10 Times I Cried When I Really Wish I Hadn’t
1. After my sixth EVER yoga class when I went to thank my teacher and tell her how much I was enjoying it. I mean, all I wanted to do was say thanks and next thing I knew, I was totally choked up and liquid was pouring over my eyelids. Just one more reason I no longer practice that crap.
2. After a fancy dinner with a guy I was dating when he told me he wanted to go home. Alone. Because nothing gets a guy hard like a girl sobbing into her wine glass.
3. Christmas when I was four years old. I went to unwrap a really big present. Suddenly voices shouted out, “Daisy! That’s for Grandmother B.” And I burst into tears. I wasn’t crying because I was sad the gift wasn’t for me; I was crying because I was embarrassed. Because that's normal for a four year old.
4. During “Gorillas in the Mist.” It’s not that I cried; it’s that I cried so loudly and with such intensity that the usher told my mom if I didn’t stop, he’d have to ask me to leave the theater.
5. In 5th grade. At the lunch table at my brand new school in London. I asked the French teacher for more salami and she yelled at me that I hadn’t even finished the salami that was on my plate. What can I say? I guess I find being denied salami super humiliating (see #2).
6. In the wine aisle at Trader Joe’s two weeks ago when I realized someone had accidentally walked away with my full -- almost finished except the wine -- grocery cart. There's nothing quite like having a nervous breakdown next to the soup sample guy to make you realize all that childhood therapy? It didn't do a goddamn thing.

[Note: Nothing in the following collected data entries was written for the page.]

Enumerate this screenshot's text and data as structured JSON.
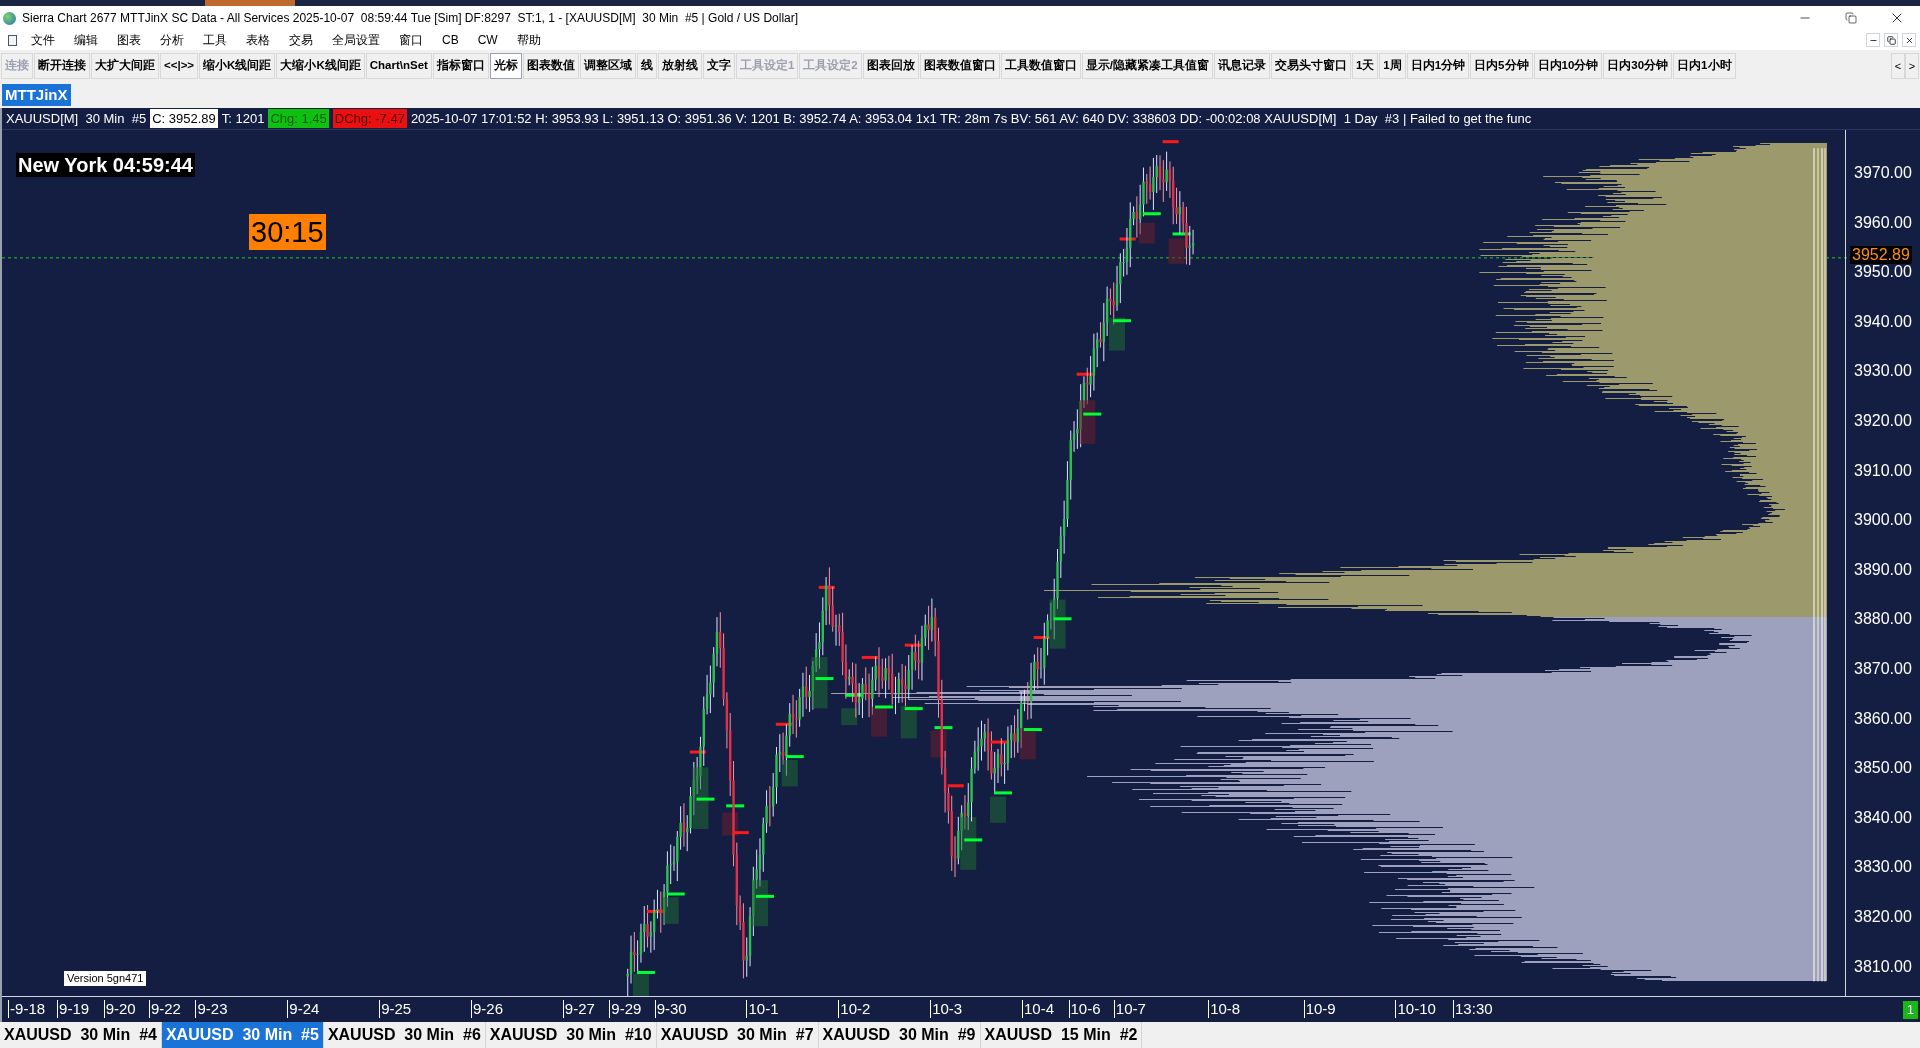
{
  "window": {
    "title": "Sierra Chart 2677 MTTJinX SC Data - All Services 2025-10-07  08:59:44 Tue [Sim] DF:8297  ST:1, 1 - [XAUUSD[M]  30 Min  #5 | Gold / US Dollar]"
  },
  "menu": [
    "文件",
    "编辑",
    "图表",
    "分析",
    "工具",
    "表格",
    "交易",
    "全局设置",
    "窗口",
    "CB",
    "CW",
    "帮助"
  ],
  "toolbar": [
    {
      "label": "连接",
      "disabled": true,
      "selected": false
    },
    {
      "label": "断开连接",
      "disabled": false,
      "selected": false
    },
    {
      "label": "大扩大间距",
      "disabled": false,
      "selected": false
    },
    {
      "label": "<<|>>",
      "disabled": false,
      "selected": false
    },
    {
      "label": "缩小K线间距",
      "disabled": false,
      "selected": false
    },
    {
      "label": "大缩小K线间距",
      "disabled": false,
      "selected": false
    },
    {
      "label": "Chart\\nSet",
      "disabled": false,
      "selected": false
    },
    {
      "label": "指标窗口",
      "disabled": false,
      "selected": false
    },
    {
      "label": "光标",
      "disabled": false,
      "selected": true
    },
    {
      "label": "图表数值",
      "disabled": false,
      "selected": false
    },
    {
      "label": "调整区域",
      "disabled": false,
      "selected": false
    },
    {
      "label": "线",
      "disabled": false,
      "selected": false
    },
    {
      "label": "放射线",
      "disabled": false,
      "selected": false
    },
    {
      "label": "文字",
      "disabled": false,
      "selected": false
    },
    {
      "label": "工具设定1",
      "disabled": true,
      "selected": false
    },
    {
      "label": "工具设定2",
      "disabled": true,
      "selected": false
    },
    {
      "label": "图表回放",
      "disabled": false,
      "selected": false
    },
    {
      "label": "图表数值窗口",
      "disabled": false,
      "selected": false
    },
    {
      "label": "工具数值窗口",
      "disabled": false,
      "selected": false
    },
    {
      "label": "显示/隐藏紧凑工具值窗",
      "disabled": false,
      "selected": false
    },
    {
      "label": "讯息记录",
      "disabled": false,
      "selected": false
    },
    {
      "label": "交易头寸窗口",
      "disabled": false,
      "selected": false
    },
    {
      "label": "1天",
      "disabled": false,
      "selected": false
    },
    {
      "label": "1周",
      "disabled": false,
      "selected": false
    },
    {
      "label": "日内1分钟",
      "disabled": false,
      "selected": false
    },
    {
      "label": "日内5分钟",
      "disabled": false,
      "selected": false
    },
    {
      "label": "日内10分钟",
      "disabled": false,
      "selected": false
    },
    {
      "label": "日内30分钟",
      "disabled": false,
      "selected": false
    },
    {
      "label": "日内1小时",
      "disabled": false,
      "selected": false
    }
  ],
  "toolbar_scroll": [
    "<",
    ">"
  ],
  "chartbook_tab": "MTTJinX",
  "info_line": [
    {
      "kind": "plain",
      "text": "XAUUSD[M]  30 Min  #5"
    },
    {
      "kind": "boxed",
      "text": "C: 3952.89"
    },
    {
      "kind": "plain",
      "text": "T: 1201"
    },
    {
      "kind": "gain",
      "text": "Chg: 1.45"
    },
    {
      "kind": "loss",
      "text": "DChg: -7.47"
    },
    {
      "kind": "plain",
      "text": "2025-10-07 17:01:52 H: 3953.93 L: 3951.13 O: 3951.36 V: 1201 B: 3952.74 A: 3953.04 1x1 TR: 28m 7s BV: 561 AV: 640 DV: 338603 DD: -00:02:08 XAUUSD[M]  1 Day  #3 | Failed to get the func"
    }
  ],
  "chart": {
    "clock": "New York 04:59:44",
    "bar_timer": "30:15",
    "version": "Version 5gn471",
    "current_price": "3952.89",
    "price_labels": [
      "3970.00",
      "3960.00",
      "3950.00",
      "3940.00",
      "3930.00",
      "3920.00",
      "3910.00",
      "3900.00",
      "3890.00",
      "3880.00",
      "3870.00",
      "3860.00",
      "3850.00",
      "3840.00",
      "3830.00",
      "3820.00",
      "3810.00"
    ],
    "date_labels": [
      "-9-18",
      "9-19",
      "9-20",
      "9-22",
      "9-23",
      "9-24",
      "9-25",
      "9-26",
      "9-27",
      "9-29",
      "9-30",
      "10-1",
      "10-2",
      "10-3",
      "10-4",
      "10-6",
      "10-7",
      "10-8",
      "10-9",
      "10-10",
      "13:30"
    ],
    "corner_badge": "1"
  },
  "chart_tabs": [
    {
      "label": "XAUUSD  30 Min  #4",
      "selected": false
    },
    {
      "label": "XAUUSD  30 Min  #5",
      "selected": true
    },
    {
      "label": "XAUUSD  30 Min  #6",
      "selected": false
    },
    {
      "label": "XAUUSD  30 Min  #10",
      "selected": false
    },
    {
      "label": "XAUUSD  30 Min  #7",
      "selected": false
    },
    {
      "label": "XAUUSD  30 Min  #9",
      "selected": false
    },
    {
      "label": "XAUUSD  15 Min  #2",
      "selected": false
    }
  ]
}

7. When my psycho drug addict felon ex-boyfriend screamed that I was a whore on the bus. Just because, ew. Crying on the bus? Gross.
8. That time at summer camp when I was 11 and I vomited off of the top bunk and it splashed all over the floor. And my bunkmate.
9. When that stranger at the comedy club called me a c-u-n-t. Fine. I may have actually been behaving like a c-u-n-t, but whatever: At least I waited until I got to the bathroom to start snotiating everywhere. It's fine to cry; just don't let them see you do it.
10. During every single episode of “Grey’s Anatomy” ever. I mean, for f*ck's sake, Daisy. Have some dignity.
Okay. I showed you mine. Now you show me yours!